# Please help with interview questions for eea family permit



## S44D (Dec 10, 2012)

Hi all,

I applied to EEA Family Permit in Kuwait, my wife is French, we just got married recently only couple months ago, so we diceded to move to UK and we applied to EEA family permit, we already submit all the supporting documents and some other documents to help us in this regard, week after the embassy called us and they said that we have to go for interview, so i'm kindda nervous because i hates interviews. can someone help me with how is it going to be?

Thanks.


----------



## Jrge (Mar 22, 2011)

Hi,


S44D said:


> Hi all,
> 
> I applied to EEA Family Permit in Kuwait, my wife is French, we just got married recently only couple months ago, so we diceded to move to UK and we applied to EEA family permit, we already submit all the supporting documents and some other documents to help us in this regard, week after the embassy called us and they said that we have to go for interview, so i'm kindda nervous because i hates interviews. can someone help me with how is it going to be?
> 
> Thanks.


Welcome to the Forum!

I'm afraid ECO suspects your marriage is one of convenience, hence the interview.
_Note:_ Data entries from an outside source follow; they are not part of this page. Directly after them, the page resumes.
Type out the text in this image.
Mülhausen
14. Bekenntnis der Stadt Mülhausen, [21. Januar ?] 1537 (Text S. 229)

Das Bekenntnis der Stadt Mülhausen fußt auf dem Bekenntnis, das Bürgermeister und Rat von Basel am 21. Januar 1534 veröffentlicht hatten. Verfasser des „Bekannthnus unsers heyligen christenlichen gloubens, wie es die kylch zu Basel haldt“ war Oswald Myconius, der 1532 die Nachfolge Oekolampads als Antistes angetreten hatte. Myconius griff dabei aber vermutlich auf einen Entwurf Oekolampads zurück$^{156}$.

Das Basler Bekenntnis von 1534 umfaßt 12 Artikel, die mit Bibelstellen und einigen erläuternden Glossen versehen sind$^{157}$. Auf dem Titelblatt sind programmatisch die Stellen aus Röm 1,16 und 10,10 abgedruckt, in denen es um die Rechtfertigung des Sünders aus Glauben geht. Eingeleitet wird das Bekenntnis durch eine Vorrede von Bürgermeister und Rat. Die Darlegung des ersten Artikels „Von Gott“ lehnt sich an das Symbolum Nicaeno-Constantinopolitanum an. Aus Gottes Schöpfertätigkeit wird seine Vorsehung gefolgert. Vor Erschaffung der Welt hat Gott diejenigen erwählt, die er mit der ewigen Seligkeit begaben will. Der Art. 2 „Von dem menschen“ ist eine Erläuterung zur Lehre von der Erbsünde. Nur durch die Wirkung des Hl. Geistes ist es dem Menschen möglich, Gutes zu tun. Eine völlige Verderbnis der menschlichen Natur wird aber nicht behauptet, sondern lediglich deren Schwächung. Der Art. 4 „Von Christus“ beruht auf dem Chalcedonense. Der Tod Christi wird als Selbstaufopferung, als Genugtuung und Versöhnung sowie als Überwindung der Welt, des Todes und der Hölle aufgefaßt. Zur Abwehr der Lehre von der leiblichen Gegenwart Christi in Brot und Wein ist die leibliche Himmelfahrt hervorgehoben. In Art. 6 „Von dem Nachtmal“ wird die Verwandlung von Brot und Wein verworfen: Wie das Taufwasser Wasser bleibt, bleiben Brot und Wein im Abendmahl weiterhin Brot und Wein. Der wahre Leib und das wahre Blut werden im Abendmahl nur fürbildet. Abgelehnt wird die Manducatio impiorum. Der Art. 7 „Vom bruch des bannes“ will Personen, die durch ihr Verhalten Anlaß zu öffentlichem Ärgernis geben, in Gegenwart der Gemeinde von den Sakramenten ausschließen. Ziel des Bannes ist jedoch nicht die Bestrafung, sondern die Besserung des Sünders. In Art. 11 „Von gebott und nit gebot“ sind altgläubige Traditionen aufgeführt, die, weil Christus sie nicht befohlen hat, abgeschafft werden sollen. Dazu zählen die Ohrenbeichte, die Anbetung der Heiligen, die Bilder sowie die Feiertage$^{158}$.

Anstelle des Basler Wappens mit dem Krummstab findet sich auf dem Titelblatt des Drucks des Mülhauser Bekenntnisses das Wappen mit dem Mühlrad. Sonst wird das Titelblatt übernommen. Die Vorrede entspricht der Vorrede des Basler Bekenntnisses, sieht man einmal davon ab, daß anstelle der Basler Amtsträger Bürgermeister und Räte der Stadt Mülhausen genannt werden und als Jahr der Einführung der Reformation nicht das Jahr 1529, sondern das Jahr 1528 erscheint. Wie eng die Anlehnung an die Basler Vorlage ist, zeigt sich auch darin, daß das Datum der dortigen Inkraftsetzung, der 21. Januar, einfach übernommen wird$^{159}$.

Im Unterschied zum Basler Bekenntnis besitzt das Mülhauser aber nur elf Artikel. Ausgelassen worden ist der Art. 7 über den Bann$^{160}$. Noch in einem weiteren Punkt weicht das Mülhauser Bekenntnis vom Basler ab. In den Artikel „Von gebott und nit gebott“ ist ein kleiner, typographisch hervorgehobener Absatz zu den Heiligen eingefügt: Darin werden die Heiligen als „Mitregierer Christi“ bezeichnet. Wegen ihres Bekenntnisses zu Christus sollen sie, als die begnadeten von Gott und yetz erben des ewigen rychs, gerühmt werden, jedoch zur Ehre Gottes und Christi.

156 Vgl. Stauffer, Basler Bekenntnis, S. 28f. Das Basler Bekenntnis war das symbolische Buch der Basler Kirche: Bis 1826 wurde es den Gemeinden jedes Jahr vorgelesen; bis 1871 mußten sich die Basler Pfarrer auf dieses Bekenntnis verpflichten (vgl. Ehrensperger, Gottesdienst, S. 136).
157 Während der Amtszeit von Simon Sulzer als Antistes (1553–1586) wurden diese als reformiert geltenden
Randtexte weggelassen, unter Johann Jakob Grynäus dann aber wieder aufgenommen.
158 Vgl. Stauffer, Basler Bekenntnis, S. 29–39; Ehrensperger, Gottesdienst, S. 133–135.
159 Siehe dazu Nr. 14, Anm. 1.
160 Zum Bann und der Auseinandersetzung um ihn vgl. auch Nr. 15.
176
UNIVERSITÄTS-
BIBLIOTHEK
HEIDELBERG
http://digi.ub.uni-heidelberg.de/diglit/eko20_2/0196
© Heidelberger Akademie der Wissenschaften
If this is not the case, then relax and bring all necessary documents to prove it and make sure you and your wife are in sync with basic answers. 

For example: Where and how did you meet? Does he/she like coffee? How often does he/she call you? Is your marriage legit? How much did he/she pay you to get married? There could be some other intrusive questions, so calm down and do not let your body language take the most out of you both.

Animo
(Cheers)


----------